A provision to require automobiles built after 2026 to contain technology capable of limiting or preventing the vehicle’s operation will go into effect after Representative Thomas Massie’s move to block funding for the Investment and Jobs Act of 2021 for one year failed last week. Nineteen Republicans defied Massie and voted against his budget amendment, along with 210 Democrats, though two Dems — Alexandria Ocasio-Cortez and Marie Gluesenkamp Perez — voted Yes to Massie’s bill.

“Section 24220 of the [Infrastructure Act] mandates that by 2026, all new passenger vehicles shall be outfitted with ‘impaired driving prevention technology’ systems that passively monitor drivers’ performance, detect whether a driver is impaired and prevent or limit operation if the system detects impairment,” explains the Cowboy State Daily.

In an interview with the Washington Times earlier last week, Massie described the bill as “a train wreck.” On the House floor, he said:

It almost sounds like the domain of dystopian science fiction. That the federal government would put a kill switch in vehicles that would be the judge, the jury and the executioner on such a fundamental right as the right to travel freely.

Representative Harriet Hageman of Wyoming co-sponsored Massie’s amendment. She called the provision “a massive and likely unconstitutional rule and an invasion of privacy on a greater scale than we are used to seeing from our government.”

-Teresa Mull

On our radar

WHERE’S THEIR AIRTAG? A Secret Service agent charged with protecting the president’s granddaughter, Naomi Biden, discharged his weapon at a group of individuals attempting to break into a government vehicle in the Georgetown neighborhood of DC. 

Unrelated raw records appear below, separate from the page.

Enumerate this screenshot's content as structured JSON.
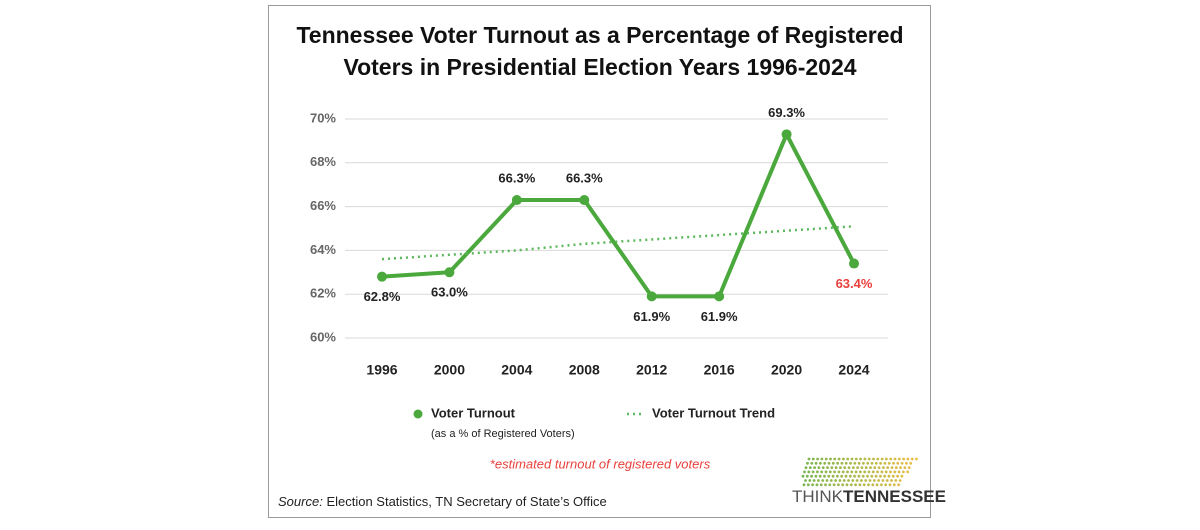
{
  "chart_data": {
    "type": "line",
    "title": [
      "Tennessee Voter Turnout as a Percentage of Registered",
      "Voters in Presidential Election Years 1996-2024"
    ],
    "categories": [
      "1996",
      "2000",
      "2004",
      "2008",
      "2012",
      "2016",
      "2020",
      "2024"
    ],
    "series": [
      {
        "name": "Voter Turnout",
        "color": "#4aa83c",
        "style": "solid",
        "values": [
          62.8,
          63.0,
          66.3,
          66.3,
          61.9,
          61.9,
          69.3,
          63.4
        ],
        "value_labels": [
          "62.8%",
          "63.0%",
          "66.3%",
          "66.3%",
          "61.9%",
          "61.9%",
          "69.3%",
          "63.4%"
        ],
        "value_label_colors": [
          "#222222",
          "#222222",
          "#222222",
          "#222222",
          "#222222",
          "#222222",
          "#222222",
          "#e8413c"
        ]
      },
      {
        "name": "Voter Turnout Trend",
        "color": "#5cb85c",
        "style": "dotted",
        "values": [
          63.6,
          63.8,
          64.0,
          64.3,
          64.5,
          64.7,
          64.9,
          65.1
        ]
      }
    ],
    "legend_note": "(as a % of Registered Voters)",
    "ylim": [
      60,
      70
    ],
    "yticks": [
      {
        "value": 60,
        "label": "60%"
      },
      {
        "value": 62,
        "label": "62%"
      },
      {
        "value": 64,
        "label": "64%"
      },
      {
        "value": 66,
        "label": "66%"
      },
      {
        "value": 68,
        "label": "68%"
      },
      {
        "value": 70,
        "label": "70%"
      }
    ],
    "grid": true,
    "footnote": "*estimated turnout of registered voters",
    "footnote_color": "#e8413c",
    "source_label": "Source:",
    "source": "Election Statistics, TN Secretary of State’s Office",
    "logo": [
      "THINK",
      "TENNESSEE"
    ]
  }
}
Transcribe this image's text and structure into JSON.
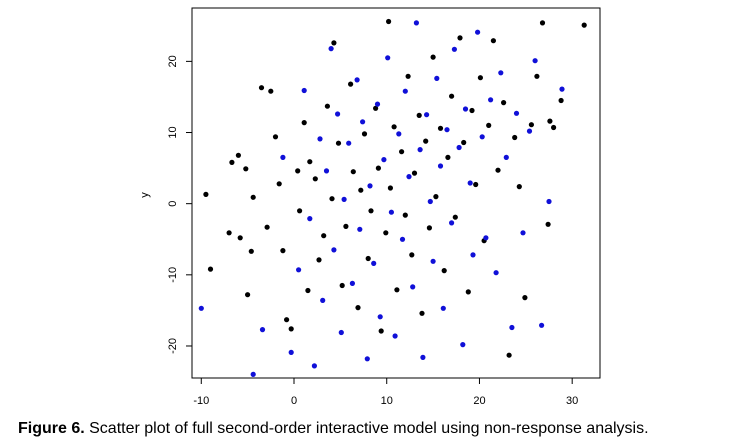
{
  "chart_data": {
    "type": "scatter",
    "title": "",
    "xlabel": "",
    "ylabel": "y",
    "xlim": [
      -11,
      33
    ],
    "ylim": [
      -24.5,
      27.5
    ],
    "x_ticks": [
      -10,
      0,
      10,
      20,
      30
    ],
    "y_ticks": [
      -20,
      -10,
      0,
      10,
      20
    ],
    "x_tick_labels": [
      "-10",
      "0",
      "10",
      "20",
      "30"
    ],
    "y_tick_labels": [
      "-20",
      "-10",
      "0",
      "10",
      "20"
    ],
    "grid": false,
    "legend": "none",
    "series": [
      {
        "color": "#000000",
        "values": [
          [
            -9.5,
            1.3
          ],
          [
            -9.0,
            -9.2
          ],
          [
            -7.0,
            -4.1
          ],
          [
            -6.7,
            5.8
          ],
          [
            -6.0,
            6.8
          ],
          [
            -5.8,
            -4.8
          ],
          [
            -5.2,
            4.9
          ],
          [
            -5.0,
            -12.8
          ],
          [
            -4.6,
            -6.7
          ],
          [
            -4.4,
            0.9
          ],
          [
            -3.5,
            16.3
          ],
          [
            -2.9,
            -3.3
          ],
          [
            -2.5,
            15.8
          ],
          [
            -2.0,
            9.4
          ],
          [
            -1.6,
            2.8
          ],
          [
            -1.2,
            -6.6
          ],
          [
            -0.8,
            -16.3
          ],
          [
            -0.3,
            -17.6
          ],
          [
            0.4,
            4.6
          ],
          [
            0.6,
            -1.0
          ],
          [
            1.1,
            11.4
          ],
          [
            1.5,
            -12.2
          ],
          [
            1.7,
            5.9
          ],
          [
            2.3,
            3.5
          ],
          [
            2.7,
            -7.9
          ],
          [
            3.2,
            -4.5
          ],
          [
            3.6,
            13.7
          ],
          [
            4.1,
            0.7
          ],
          [
            4.3,
            22.6
          ],
          [
            4.8,
            8.5
          ],
          [
            5.2,
            -11.5
          ],
          [
            5.6,
            -3.2
          ],
          [
            6.1,
            16.8
          ],
          [
            6.4,
            4.5
          ],
          [
            6.9,
            -14.6
          ],
          [
            7.2,
            1.9
          ],
          [
            7.6,
            9.8
          ],
          [
            8.0,
            -7.7
          ],
          [
            8.3,
            -1.0
          ],
          [
            8.8,
            13.4
          ],
          [
            9.1,
            5.0
          ],
          [
            9.4,
            -17.9
          ],
          [
            9.9,
            -4.1
          ],
          [
            10.2,
            25.6
          ],
          [
            10.4,
            2.2
          ],
          [
            10.8,
            10.8
          ],
          [
            11.1,
            -12.1
          ],
          [
            11.6,
            7.3
          ],
          [
            12.0,
            -1.6
          ],
          [
            12.3,
            17.9
          ],
          [
            12.7,
            -7.2
          ],
          [
            13.0,
            4.3
          ],
          [
            13.5,
            12.4
          ],
          [
            13.8,
            -15.4
          ],
          [
            14.2,
            8.8
          ],
          [
            14.6,
            -3.4
          ],
          [
            15.0,
            20.6
          ],
          [
            15.3,
            1.0
          ],
          [
            15.8,
            10.6
          ],
          [
            16.2,
            -9.4
          ],
          [
            16.6,
            6.5
          ],
          [
            17.0,
            15.1
          ],
          [
            17.4,
            -1.9
          ],
          [
            17.9,
            23.3
          ],
          [
            18.3,
            8.6
          ],
          [
            18.8,
            -12.4
          ],
          [
            19.2,
            13.1
          ],
          [
            19.6,
            2.7
          ],
          [
            20.1,
            17.7
          ],
          [
            20.5,
            -5.2
          ],
          [
            21.0,
            11.0
          ],
          [
            21.5,
            22.9
          ],
          [
            22.0,
            4.7
          ],
          [
            22.6,
            14.2
          ],
          [
            23.2,
            -21.3
          ],
          [
            23.8,
            9.3
          ],
          [
            24.3,
            2.4
          ],
          [
            24.9,
            -13.2
          ],
          [
            25.6,
            11.1
          ],
          [
            26.2,
            17.9
          ],
          [
            26.8,
            25.4
          ],
          [
            27.4,
            -2.9
          ],
          [
            27.6,
            11.6
          ],
          [
            28.0,
            10.7
          ],
          [
            28.8,
            14.5
          ],
          [
            31.3,
            25.1
          ]
        ]
      },
      {
        "color": "#1010d8",
        "values": [
          [
            -10.0,
            -14.7
          ],
          [
            -4.4,
            -24.0
          ],
          [
            -3.4,
            -17.7
          ],
          [
            -1.2,
            6.5
          ],
          [
            -0.3,
            -20.9
          ],
          [
            0.5,
            -9.3
          ],
          [
            1.1,
            15.9
          ],
          [
            1.7,
            -2.1
          ],
          [
            2.2,
            -22.8
          ],
          [
            2.8,
            9.1
          ],
          [
            3.1,
            -13.6
          ],
          [
            3.5,
            4.6
          ],
          [
            4.0,
            21.8
          ],
          [
            4.3,
            -6.5
          ],
          [
            4.7,
            12.6
          ],
          [
            5.1,
            -18.1
          ],
          [
            5.4,
            0.6
          ],
          [
            5.9,
            8.5
          ],
          [
            6.3,
            -11.2
          ],
          [
            6.8,
            17.4
          ],
          [
            7.1,
            -3.6
          ],
          [
            7.4,
            11.5
          ],
          [
            7.9,
            -21.8
          ],
          [
            8.2,
            2.5
          ],
          [
            8.6,
            -8.4
          ],
          [
            9.0,
            14.0
          ],
          [
            9.3,
            -15.9
          ],
          [
            9.7,
            6.2
          ],
          [
            10.1,
            20.5
          ],
          [
            10.5,
            -1.2
          ],
          [
            10.9,
            -18.6
          ],
          [
            11.3,
            9.8
          ],
          [
            11.7,
            -5.0
          ],
          [
            12.0,
            15.8
          ],
          [
            12.4,
            3.8
          ],
          [
            12.8,
            -11.7
          ],
          [
            13.2,
            25.4
          ],
          [
            13.6,
            7.6
          ],
          [
            13.9,
            -21.6
          ],
          [
            14.3,
            12.5
          ],
          [
            14.7,
            0.3
          ],
          [
            15.0,
            -8.1
          ],
          [
            15.4,
            17.6
          ],
          [
            15.8,
            5.3
          ],
          [
            16.1,
            -14.7
          ],
          [
            16.5,
            10.4
          ],
          [
            17.0,
            -2.7
          ],
          [
            17.3,
            21.7
          ],
          [
            17.8,
            7.9
          ],
          [
            18.2,
            -19.8
          ],
          [
            18.5,
            13.3
          ],
          [
            19.0,
            2.9
          ],
          [
            19.3,
            -7.2
          ],
          [
            19.8,
            24.1
          ],
          [
            20.3,
            9.4
          ],
          [
            20.7,
            -4.8
          ],
          [
            21.2,
            14.6
          ],
          [
            21.8,
            -9.7
          ],
          [
            22.3,
            18.4
          ],
          [
            22.9,
            6.5
          ],
          [
            23.5,
            -17.4
          ],
          [
            24.0,
            12.7
          ],
          [
            24.7,
            -4.1
          ],
          [
            25.4,
            10.2
          ],
          [
            26.0,
            20.1
          ],
          [
            26.7,
            -17.1
          ],
          [
            27.5,
            0.3
          ],
          [
            28.9,
            16.1
          ]
        ]
      }
    ]
  },
  "caption": {
    "label": "Figure 6.",
    "text": " Scatter plot of full second-order interactive model using non-response analysis."
  }
}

CLEAN SWEEP California governor Gavin Newsom admitted that San Francisco finally cleared its streets of homeless encampments, trash and human waste ahead of an APEC summit featuring a visit from Chinese president Xi Jinping: “I know folks say, ‘Oh, they’re just cleaning up this place because all these fancy leaders are coming into town.’ That’s true because it’s true.”

SPANBERGER STEPS IN Democratic congresswoman Abigail Spanberger announced Monday that she will be running to succeed Glenn Youngkin as governor of Virginia. Spanberger is the first to jump in the 2025 gubernatorial race, and the race to fill her open congressional seat will likely be very competitive. 

Later, Tim

South Carolina senator Tim Scott dropped out of the GOP presidential primary on Sunday, leaving the field with seven remaining candidates, including frontrunner Donald Trump. Although he raised a lot of money, Scott failed to establish a national profile and separate himself from his opponents. After a lackluster first debate performance, Scott’s team intended to mount a more aggressive campaign, but those plans seemed to fail to materialize.

Scott managed to leave the race more popular among Republican voters than when he entered, but his staff may not agree. Sources told Politico that campaign staff found out their boss was dropping out from his exclusive interview on Fox News with Trey Gowdy, a fact that can be independently confirmed by The Spectator. Worse still, the Trump campaign got a heads up from Scott a few days before his interview, people familiar tell Cockburn. 

Cockburn

Haley’s hefty ad buy

Ambassador Nikki Haley has recently become a threat to Florida governor DeSantis’s second-place position in the GOP primary and is taking advantage of former vice president Mike Pence and Senator Tim Scott calling it quits. The Associated Press obtained documents that confirm that Haley’s presidential campaign will launch a massive ad buy, reserving $10 million in TV, radio and digital advertising in Iowa and New Hampshire.

The ads are set to begin in the first week of December. Haley’s purchases, according to AdImpact, are currently more than five times larger than the Florida governor’s. This ambitious move indicates that she is willing to invest big to challenge former president Donald Trump head-to-head. With the DeSantis campaign facing its own money problems and the remaining candidates underperforming in the polls, Haley’s team is about to risk it all to win it all.